Swini Khara, qui est la voix de Youvi, réalise quant à elle une performance de tout premier ordre. Malgré ses 13 ans, elle insuffle la vie à ce petit personnage digital en lui offrant toute une palette de sentiments. Sa voix chaude et claire ferait fondre même les pierres. Govinda comme Akshaye Khanna sont également les révélations de Delhi Safari. Ils ne se contentent pas de dire le texte, ils sont le singe acariâtre et le perroquet râleur. La performance de Boman Irani est en revanche un peu en retrait. Peut-être sa voix nasale et trop aigüe n’était-elle pas le meilleur choix pour le grand corps de l’ours.
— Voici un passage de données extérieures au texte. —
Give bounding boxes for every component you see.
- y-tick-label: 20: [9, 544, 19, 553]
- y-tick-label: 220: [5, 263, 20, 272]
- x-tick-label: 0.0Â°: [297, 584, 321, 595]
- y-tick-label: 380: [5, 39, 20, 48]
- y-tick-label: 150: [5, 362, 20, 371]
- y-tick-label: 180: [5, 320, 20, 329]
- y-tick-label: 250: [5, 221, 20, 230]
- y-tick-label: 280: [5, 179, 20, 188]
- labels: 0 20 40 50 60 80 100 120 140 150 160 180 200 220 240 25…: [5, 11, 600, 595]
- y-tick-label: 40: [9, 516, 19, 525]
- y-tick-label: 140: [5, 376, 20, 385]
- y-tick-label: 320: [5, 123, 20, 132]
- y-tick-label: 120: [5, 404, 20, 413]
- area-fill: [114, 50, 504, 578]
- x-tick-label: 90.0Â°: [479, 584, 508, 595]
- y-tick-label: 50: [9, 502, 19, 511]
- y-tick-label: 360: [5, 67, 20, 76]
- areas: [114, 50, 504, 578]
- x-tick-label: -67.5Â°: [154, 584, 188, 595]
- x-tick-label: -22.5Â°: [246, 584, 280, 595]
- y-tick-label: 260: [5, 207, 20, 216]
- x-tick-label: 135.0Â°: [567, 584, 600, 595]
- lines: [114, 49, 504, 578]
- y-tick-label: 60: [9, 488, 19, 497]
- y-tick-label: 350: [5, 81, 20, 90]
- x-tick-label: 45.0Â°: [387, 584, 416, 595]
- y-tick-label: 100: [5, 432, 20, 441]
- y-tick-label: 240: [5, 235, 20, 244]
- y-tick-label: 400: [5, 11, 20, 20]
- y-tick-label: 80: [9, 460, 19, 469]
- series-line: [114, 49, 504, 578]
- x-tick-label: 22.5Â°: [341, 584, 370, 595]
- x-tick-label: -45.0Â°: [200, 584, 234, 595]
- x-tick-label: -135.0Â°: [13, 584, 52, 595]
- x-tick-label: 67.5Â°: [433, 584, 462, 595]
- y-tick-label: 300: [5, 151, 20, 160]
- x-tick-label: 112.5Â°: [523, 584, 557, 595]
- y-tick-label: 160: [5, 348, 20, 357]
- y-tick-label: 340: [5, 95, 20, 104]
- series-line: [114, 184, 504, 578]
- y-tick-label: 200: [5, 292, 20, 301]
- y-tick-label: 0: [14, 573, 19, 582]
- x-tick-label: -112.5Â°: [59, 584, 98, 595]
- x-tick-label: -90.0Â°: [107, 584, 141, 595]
Pourtant, l’ours danse aussi. Il est de deux des trois chansons chorégraphiées. Elles ne restent pas dans l’oreille sans être pour autant désagréables, mais le problème principal est ailleurs. L’identification des personnages repose en grande partie sur leur voix, or ces chansons utilisent comme toujours des chanteurs professionnels. On se retrouve alors ici avec une forme étrange de playback où le lien avec le personnage est perdu. Une autre difficulté réside dans l’animation des parties dansées. Elle n’est réellement réussie que dans Aao Re Pardesi qui met en avant un groupe de flamants roses particulièrement gracieux. Il est simplement dommage que tout le passage chez les flamants ne semble avoir été conçu que pour introduire la chanson.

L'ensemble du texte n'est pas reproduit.